For a short while OVCHARENKO gallery turns a “Tomb of the Prince of Tauride”. Crimean artist Sergey Zarva transforms the space of the gallery by himself.
Paintings and art-objects are demonstrated as the antiquities from the family tomb. The archetype of its is the burial hills and the ancient tombs of Scythian rules preserved till nowadays in the territory of Crimean peninsula.
Sergey Zarva connects antique bass-reliefs and household atmosphere of “grandmother’s apartment” with a distinctive satire of his art. The artist convinces that the nostalgia for the soviet period accompanied by the legend of Scythian gold is a part of Crimean attitude.

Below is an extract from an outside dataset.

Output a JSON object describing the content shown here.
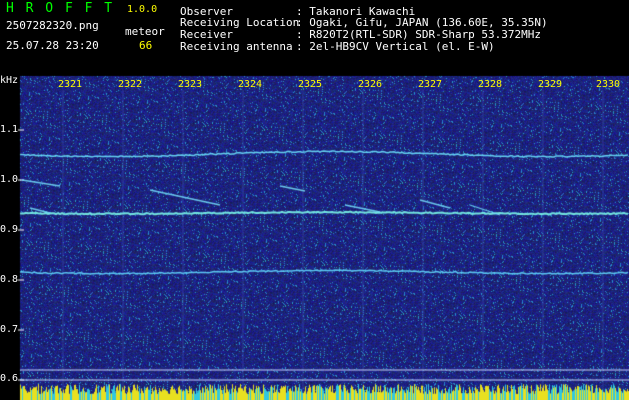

“Taurida citizens are living out their meager century in the ”black” steppes among the royal burial hills, they love to look back at the former glory of the rich ancient Greek empire. There was no Crimean who hadn’t a dream to find a Golden Horse hidden in the dungeon of Mitridat mountain. The mysterious magnificence of the buried treasure is still a “shimmering” and unachievable dream of a lazy and absurd people. Only trivial and silly wishes come true: imperceptible dark-green borrowed color tin, given basket of Black sea anchovy, hundred decayed brooms in the barn and fake dull shine of talentless relative’s portraits”.
(Sergey Zarva)
Sergey Zarva is living out in the sticks of the artistic life: you can find him at his private house near Kerch, far away from the big city’s gallery parties and endless events, he lives and works in the quietness and privacy. Zarva grew up in the USSR, then the country he lived became call Ukraine, now it’s a part of Russia. But Crimea according to the artist still stay a totally soviet island got stuck in the past: states change, the gap between the patriots and apposition expands but the heroes and lifestyle are staying the same.
Zarva operates priority with long-held visual patterns of the soviet period where is no criticism of the ideology but more satire over the common stereotyped image of the citizens which it’s still possible to see nowadays.
As a framework for his artistic paintings Zarva uses the households and studio backstage old photos 1970-1980s, also vintage posters and the soviet magazines such as “Ogonek” 1950s.